J’arrivais enfin à la cours des Dark Feys. Je constatais qu’Aaron était absent mais cela n’avait pas d’importance. On m’indiqua qu’il existait un Institut de magie dans lequel je pourrais parfaire la maitrise de mes pouvoirs.


Catherine Whitewood. Apprentissage à l’Institut.

Je  décidai de changer de nouveau mon identité. Je redevins une femme et prit le prénom de ma sœur Catherine. Pour nom de famille, je choisissais de garder celui de Whitewood.
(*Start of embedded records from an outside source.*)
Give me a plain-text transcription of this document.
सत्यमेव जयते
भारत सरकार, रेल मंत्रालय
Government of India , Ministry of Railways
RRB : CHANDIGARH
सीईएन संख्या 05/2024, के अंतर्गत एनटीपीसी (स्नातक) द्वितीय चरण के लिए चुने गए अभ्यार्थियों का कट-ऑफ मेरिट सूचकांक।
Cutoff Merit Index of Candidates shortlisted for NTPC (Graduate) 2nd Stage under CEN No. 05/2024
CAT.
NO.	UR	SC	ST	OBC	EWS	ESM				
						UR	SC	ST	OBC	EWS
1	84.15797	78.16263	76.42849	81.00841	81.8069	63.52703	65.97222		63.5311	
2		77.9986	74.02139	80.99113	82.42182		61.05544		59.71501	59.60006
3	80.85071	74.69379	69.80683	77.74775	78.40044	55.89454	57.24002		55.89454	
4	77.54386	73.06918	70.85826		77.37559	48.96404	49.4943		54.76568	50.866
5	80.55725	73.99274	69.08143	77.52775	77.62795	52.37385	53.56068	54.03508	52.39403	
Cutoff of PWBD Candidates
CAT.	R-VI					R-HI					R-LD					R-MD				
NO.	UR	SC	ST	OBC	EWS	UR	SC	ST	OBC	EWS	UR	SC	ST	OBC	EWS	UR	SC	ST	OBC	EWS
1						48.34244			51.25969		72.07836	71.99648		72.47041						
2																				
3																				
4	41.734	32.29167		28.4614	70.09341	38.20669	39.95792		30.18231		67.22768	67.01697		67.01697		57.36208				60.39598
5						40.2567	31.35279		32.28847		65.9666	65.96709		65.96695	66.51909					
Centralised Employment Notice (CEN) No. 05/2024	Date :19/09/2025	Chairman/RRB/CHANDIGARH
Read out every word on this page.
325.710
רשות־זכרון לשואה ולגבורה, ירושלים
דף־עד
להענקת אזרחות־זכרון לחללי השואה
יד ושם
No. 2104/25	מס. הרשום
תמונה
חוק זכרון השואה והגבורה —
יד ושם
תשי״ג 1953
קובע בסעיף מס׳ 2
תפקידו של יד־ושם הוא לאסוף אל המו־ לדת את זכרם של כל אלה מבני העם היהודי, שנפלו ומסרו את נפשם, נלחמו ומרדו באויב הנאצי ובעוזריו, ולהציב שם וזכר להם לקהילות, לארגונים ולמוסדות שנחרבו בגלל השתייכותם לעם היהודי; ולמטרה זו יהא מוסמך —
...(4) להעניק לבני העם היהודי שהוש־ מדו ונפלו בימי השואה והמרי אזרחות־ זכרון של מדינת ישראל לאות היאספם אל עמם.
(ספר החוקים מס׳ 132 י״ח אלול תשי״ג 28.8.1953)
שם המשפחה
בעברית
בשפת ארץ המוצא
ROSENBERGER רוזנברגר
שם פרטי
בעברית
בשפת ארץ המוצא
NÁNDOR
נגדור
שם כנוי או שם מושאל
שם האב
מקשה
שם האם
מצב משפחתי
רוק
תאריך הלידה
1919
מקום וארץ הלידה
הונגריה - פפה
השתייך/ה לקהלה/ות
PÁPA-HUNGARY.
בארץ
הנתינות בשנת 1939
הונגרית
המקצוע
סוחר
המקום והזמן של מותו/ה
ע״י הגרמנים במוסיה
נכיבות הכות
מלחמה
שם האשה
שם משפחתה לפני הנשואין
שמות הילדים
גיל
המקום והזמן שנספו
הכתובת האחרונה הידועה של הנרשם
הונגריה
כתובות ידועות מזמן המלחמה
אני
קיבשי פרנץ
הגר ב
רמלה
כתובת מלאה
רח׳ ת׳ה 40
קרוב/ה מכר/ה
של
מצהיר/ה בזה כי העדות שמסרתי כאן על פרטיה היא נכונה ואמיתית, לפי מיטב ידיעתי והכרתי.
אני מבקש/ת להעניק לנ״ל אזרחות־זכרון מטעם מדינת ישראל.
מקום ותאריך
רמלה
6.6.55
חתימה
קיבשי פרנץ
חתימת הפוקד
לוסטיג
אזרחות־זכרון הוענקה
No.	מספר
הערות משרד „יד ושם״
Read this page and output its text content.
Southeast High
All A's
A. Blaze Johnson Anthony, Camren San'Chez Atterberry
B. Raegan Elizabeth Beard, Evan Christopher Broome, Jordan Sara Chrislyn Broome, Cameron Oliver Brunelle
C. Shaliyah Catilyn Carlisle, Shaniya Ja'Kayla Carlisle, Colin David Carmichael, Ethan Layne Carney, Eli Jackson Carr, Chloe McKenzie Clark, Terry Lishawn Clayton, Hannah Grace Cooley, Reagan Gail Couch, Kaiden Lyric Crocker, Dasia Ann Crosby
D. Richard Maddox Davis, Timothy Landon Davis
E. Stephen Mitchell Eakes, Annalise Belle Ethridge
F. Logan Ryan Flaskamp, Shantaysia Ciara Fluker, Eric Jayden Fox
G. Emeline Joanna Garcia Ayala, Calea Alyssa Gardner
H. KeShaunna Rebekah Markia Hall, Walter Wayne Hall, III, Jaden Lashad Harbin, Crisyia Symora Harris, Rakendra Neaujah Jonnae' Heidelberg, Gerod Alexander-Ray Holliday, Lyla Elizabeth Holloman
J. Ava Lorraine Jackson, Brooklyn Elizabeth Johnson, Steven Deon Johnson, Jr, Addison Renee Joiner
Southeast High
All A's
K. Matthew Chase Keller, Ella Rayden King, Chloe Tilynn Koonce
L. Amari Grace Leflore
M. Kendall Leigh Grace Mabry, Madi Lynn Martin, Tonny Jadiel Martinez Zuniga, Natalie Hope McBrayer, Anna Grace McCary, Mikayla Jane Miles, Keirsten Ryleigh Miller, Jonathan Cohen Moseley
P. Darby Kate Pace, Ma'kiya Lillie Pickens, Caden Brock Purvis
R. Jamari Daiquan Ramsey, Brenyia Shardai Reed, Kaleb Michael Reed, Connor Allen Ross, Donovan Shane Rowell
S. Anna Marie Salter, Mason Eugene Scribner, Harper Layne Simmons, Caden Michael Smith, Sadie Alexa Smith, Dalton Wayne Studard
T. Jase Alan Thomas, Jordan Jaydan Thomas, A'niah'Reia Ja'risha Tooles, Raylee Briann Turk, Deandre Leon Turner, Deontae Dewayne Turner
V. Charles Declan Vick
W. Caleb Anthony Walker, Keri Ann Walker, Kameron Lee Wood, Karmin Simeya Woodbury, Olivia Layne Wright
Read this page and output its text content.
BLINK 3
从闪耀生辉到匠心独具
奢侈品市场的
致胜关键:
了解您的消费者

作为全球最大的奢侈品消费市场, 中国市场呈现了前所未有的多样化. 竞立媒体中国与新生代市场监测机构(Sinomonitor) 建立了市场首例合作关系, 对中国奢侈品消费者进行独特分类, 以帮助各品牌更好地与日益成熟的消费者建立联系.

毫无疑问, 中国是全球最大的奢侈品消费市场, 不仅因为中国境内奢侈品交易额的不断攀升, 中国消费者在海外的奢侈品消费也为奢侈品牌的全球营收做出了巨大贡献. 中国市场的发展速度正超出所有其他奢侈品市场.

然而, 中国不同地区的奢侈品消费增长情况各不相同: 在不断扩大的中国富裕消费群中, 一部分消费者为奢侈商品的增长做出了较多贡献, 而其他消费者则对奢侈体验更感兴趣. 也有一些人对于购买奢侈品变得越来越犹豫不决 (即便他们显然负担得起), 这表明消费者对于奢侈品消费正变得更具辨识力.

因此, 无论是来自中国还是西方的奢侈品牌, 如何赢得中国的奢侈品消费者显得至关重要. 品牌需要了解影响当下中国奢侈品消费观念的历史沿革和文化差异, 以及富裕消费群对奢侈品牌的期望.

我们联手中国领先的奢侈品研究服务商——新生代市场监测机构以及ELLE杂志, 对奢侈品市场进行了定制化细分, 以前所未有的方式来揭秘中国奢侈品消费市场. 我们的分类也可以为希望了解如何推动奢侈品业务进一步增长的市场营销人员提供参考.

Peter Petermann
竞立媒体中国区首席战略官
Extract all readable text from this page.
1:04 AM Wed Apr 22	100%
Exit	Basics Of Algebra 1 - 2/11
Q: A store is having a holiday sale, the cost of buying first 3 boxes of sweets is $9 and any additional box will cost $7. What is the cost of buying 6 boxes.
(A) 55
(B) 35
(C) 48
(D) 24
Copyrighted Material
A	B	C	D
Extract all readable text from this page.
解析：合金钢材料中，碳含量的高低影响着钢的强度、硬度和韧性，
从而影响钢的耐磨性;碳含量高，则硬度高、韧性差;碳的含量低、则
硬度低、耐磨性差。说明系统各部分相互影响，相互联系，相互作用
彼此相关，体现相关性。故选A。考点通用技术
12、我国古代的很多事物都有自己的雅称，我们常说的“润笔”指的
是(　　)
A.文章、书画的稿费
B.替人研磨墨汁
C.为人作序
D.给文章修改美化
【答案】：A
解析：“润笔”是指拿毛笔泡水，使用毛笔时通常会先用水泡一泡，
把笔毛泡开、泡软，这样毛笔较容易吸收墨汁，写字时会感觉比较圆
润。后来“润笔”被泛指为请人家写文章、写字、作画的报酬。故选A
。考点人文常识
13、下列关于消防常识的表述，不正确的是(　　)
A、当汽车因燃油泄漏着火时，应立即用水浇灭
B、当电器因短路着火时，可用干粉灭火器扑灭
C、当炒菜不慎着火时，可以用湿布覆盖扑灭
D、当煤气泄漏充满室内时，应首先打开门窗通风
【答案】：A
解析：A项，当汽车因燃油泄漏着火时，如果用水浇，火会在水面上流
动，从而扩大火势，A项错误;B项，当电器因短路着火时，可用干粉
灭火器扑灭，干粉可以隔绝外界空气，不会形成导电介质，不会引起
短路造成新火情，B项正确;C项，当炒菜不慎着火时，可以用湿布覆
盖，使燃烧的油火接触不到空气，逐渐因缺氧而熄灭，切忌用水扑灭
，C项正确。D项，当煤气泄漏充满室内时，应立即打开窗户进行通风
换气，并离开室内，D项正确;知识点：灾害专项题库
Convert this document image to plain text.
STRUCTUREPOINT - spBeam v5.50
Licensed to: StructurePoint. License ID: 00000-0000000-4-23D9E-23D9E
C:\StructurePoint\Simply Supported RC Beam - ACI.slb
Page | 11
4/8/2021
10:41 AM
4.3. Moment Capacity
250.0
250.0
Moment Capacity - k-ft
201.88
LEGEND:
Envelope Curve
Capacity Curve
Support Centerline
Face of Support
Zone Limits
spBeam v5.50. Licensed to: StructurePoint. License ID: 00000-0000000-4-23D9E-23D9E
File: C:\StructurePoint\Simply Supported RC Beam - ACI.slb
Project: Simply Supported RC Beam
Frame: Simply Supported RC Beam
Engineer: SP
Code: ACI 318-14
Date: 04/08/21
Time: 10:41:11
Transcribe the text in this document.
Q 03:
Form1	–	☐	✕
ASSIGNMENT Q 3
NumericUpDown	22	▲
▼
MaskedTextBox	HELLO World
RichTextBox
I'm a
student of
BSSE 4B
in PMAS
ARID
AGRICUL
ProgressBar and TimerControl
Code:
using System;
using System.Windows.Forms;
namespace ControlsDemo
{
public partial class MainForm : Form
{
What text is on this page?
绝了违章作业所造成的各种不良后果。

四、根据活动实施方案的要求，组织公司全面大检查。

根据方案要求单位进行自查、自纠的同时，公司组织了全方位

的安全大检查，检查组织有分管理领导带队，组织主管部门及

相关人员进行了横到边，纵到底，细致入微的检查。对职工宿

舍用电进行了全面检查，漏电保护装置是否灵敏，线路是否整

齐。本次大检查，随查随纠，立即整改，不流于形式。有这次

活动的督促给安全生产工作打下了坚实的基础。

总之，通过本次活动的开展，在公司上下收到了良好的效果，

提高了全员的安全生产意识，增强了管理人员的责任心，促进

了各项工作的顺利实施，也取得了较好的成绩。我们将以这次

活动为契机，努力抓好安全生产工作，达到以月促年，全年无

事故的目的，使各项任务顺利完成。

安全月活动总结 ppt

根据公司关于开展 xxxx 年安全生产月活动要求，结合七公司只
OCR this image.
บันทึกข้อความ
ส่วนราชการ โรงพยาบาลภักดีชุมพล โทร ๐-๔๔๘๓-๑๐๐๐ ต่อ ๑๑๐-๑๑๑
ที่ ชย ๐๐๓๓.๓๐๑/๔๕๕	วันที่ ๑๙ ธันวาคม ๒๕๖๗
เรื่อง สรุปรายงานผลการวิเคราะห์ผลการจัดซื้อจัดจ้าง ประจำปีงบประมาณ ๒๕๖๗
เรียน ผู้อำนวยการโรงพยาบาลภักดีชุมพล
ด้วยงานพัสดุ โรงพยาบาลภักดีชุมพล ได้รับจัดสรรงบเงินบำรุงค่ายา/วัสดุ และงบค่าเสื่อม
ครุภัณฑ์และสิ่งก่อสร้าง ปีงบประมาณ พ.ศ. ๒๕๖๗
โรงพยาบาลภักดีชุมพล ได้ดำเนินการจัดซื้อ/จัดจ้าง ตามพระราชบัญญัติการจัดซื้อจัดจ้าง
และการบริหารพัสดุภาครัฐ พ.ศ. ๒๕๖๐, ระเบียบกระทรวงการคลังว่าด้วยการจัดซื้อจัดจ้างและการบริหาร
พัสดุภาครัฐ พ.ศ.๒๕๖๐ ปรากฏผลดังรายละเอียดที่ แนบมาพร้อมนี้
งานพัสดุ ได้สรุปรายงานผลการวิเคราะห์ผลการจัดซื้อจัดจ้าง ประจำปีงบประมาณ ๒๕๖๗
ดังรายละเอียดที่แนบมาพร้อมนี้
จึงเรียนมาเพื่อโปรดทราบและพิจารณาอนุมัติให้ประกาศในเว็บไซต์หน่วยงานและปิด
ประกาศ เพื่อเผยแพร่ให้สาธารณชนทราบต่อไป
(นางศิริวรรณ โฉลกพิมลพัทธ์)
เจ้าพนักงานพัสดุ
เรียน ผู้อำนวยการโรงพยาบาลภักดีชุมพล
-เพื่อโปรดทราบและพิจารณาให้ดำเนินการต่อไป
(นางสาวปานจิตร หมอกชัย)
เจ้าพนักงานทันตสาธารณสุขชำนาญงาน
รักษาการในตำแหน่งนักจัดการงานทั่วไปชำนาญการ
A mon arrivée à l’Institut, je du raconter mon histoire à Sofia Chevalier. Je tentai dans un premier temps de lui mentir, mais grâce à un don de télépathie elle s’en rendit compte. Après une longue hésitation, je décidai de lui raconter la vérité.

Elle m’avoua alors qu’elle avait également été reine et qu’elle n’avait pas l’intention de me livrer aux Tudor. Puis, elle m’assura qu’elle serait la seule ici à connaitre ma véritable identité.
Dans l’anonymat le plus total que j’assistai donc à des cours à l’Institut.J’appris à maitriser la manipulation des ombres, un don que j’avais découvert peu de temps après la mort de mon deuxième époux.  J’étudiais également d’autres sortilèges. Au bout de quelques temps, je découvris que j’avais en moi deux nouveaux pouvoirs. La téléportation et l’Energy blast.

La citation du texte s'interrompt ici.